If Reader.HasHeaderRow and Reader.UseHeaderNames, then the struct's field name must match one of the column names listed in the first row in the TSV input. The contents of the column with the matching name will be parsed into the struct field. By default, the column name is the struct's field name, but you can override it by setting `tsv:"columnname"` tag in the field. Imagine the following row type:
type row struct { chr string `tsv:"chromo"` start int `tsv:"pos"` length int }
and the following TSV file:
| chromo | length | pos | chr1 | 1000 | 10 | chr2 | 950 | 20
The first Read() will return row{"chr1", 10, 1000}. The second Read() will return row{"chr2", 20, 950}.
type Writer ¶
type Writer struct {
// contains filtered or unexported fields
}
Writer provides an efficient and concise way to append a field at a time to a TSV. However, note that it does NOT have a Write() method; the interface is deliberately restricted.
We force this to fill at least one cacheline to prevent false sharing when make([]Writer, parallelism) is used.
func (*Writer) Copy ¶
Copy appends the entire contents of the given io.Reader (assumed to be another TSV file).
func (*Writer) EndCsv ¶
func (w *Writer) EndCsv()
EndCsv finishes the current comma-separated field, converting the last comma to a tab.
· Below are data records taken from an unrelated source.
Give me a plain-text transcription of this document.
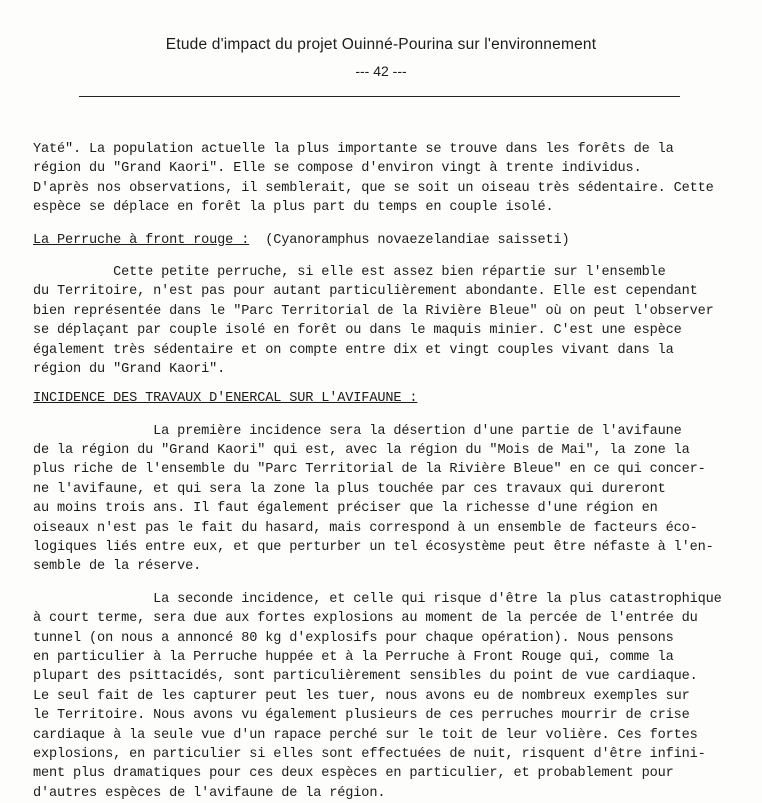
Etude d'impact du projet Ouinné-Pourina sur l'environnement
--- 42 ---
Yaté". La population actuelle la plus importante se trouve dans les forêts de la
région du "Grand Kaori". Elle se compose d'environ vingt à trente individus.
D'après nos observations, il semblerait, que se soit un oiseau très sédentaire. Cette
espèce se déplace en forêt la plus part du temps en couple isolé.
La Perruche à front rouge : (Cyanoramphus novaezelandiae saisseti)
Cette petite perruche, si elle est assez bien répartie sur l'ensemble
du Territoire, n'est pas pour autant particulièrement abondante. Elle est cependant
bien représentée dans le "Parc Territorial de la Rivière Bleue" où on peut l'observer
se déplaçant par couple isolé en forêt ou dans le maquis minier. C'est une espèce
également très sédentaire et on compte entre dix et vingt couples vivant dans la
région du "Grand Kaori".
INCIDENCE DES TRAVAUX D'ENERCAL SUR L'AVIFAUNE :
La première incidence sera la désertion d'une partie de l'avifaune
de la région du "Grand Kaori" qui est, avec la région du "Mois de Mai", la zone la
plus riche de l'ensemble du "Parc Territorial de la Rivière Bleue" en ce qui concer-
ne l'avifaune, et qui sera la zone la plus touchée par ces travaux qui dureront
au moins trois ans. Il faut également préciser que la richesse d'une région en
oiseaux n'est pas le fait du hasard, mais correspond à un ensemble de facteurs éco-
logiques liés entre eux, et que perturber un tel écosystème peut être néfaste à l'en-
semble de la réserve.
La seconde incidence, et celle qui risque d'être la plus catastrophique
à court terme, sera due aux fortes explosions au moment de la percée de l'entrée du
tunnel (on nous a annoncé 80 kg d'explosifs pour chaque opération). Nous pensons
en particulier à la Perruche huppée et à la Perruche à Front Rouge qui, comme la
plupart des psittacidés, sont particulièrement sensibles du point de vue cardiaque.
Le seul fait de les capturer peut les tuer, nous avons eu de nombreux exemples sur
le Territoire. Nous avons vu également plusieurs de ces perruches mourrir de crise
cardiaque à la seule vue d'un rapace perché sur le toit de leur volière. Ces fortes
explosions, en particulier si elles sont effectuées de nuit, risquent d'être infini-
ment plus dramatiques pour ces deux espèces en particulier, et probablement pour
d'autres espèces de l'avifaune de la région.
It must be nonempty.
func (*Writer) WriteByte ¶
WriteByte appends the given literal byte (no number->string conversion) and a tab to the current line.
func (*Writer) WriteBytes ¶
WriteBytes appends the given []byte and a tab to the current line.
func (*Writer) WriteCsvByte ¶
WriteCsvByte appends the given literal byte (no number->string conversion) and a comma to the current line.
func (*Writer) WriteCsvUint32 ¶
WriteCsvUint32 converts the given uint32 to a string, and appends that and a comma to the current line.
func (*Writer) WriteFloat64 ¶
WriteFloat64 converts the given float64 to a string with the given strconv.AppendFloat parameters, and appends that and a tab to the current line.
func (*Writer) WriteInt64 ¶
WriteInt64 converts the given int64 to a string, and appends that and a tab to the current line.
func (*Writer) WritePartialBytes ¶
WritePartialBytes appends a []byte WITHOUT the usual subsequent tab. It must be followed by a non-Partial Write at some point to end the field; otherwise EndLine will clobber the last character.
func (*Writer) WritePartialString ¶
WritePartialString appends a string WITHOUT the usual subsequent tab. It must be followed by a non-Partial Write at some point to end the field; otherwise EndLine will clobber the last character.
func (*Writer) WritePartialUint32 ¶
WritePartialUint32 converts the given uint32 to a string, and appends that WITHOUT the usual subsequent tab. It must be followed by a non-Partial Write at some point to end the field; otherwise EndLine will clobber the last character.
func (*Writer) WriteString ¶
WriteString appends the given string and a tab to the current line. (It is safe to use this to write multiple fields at a time.)
func (*Writer) WriteUint32 ¶
WriteUint32 converts the given uint32 to a string, and appends that and a tab to the current line.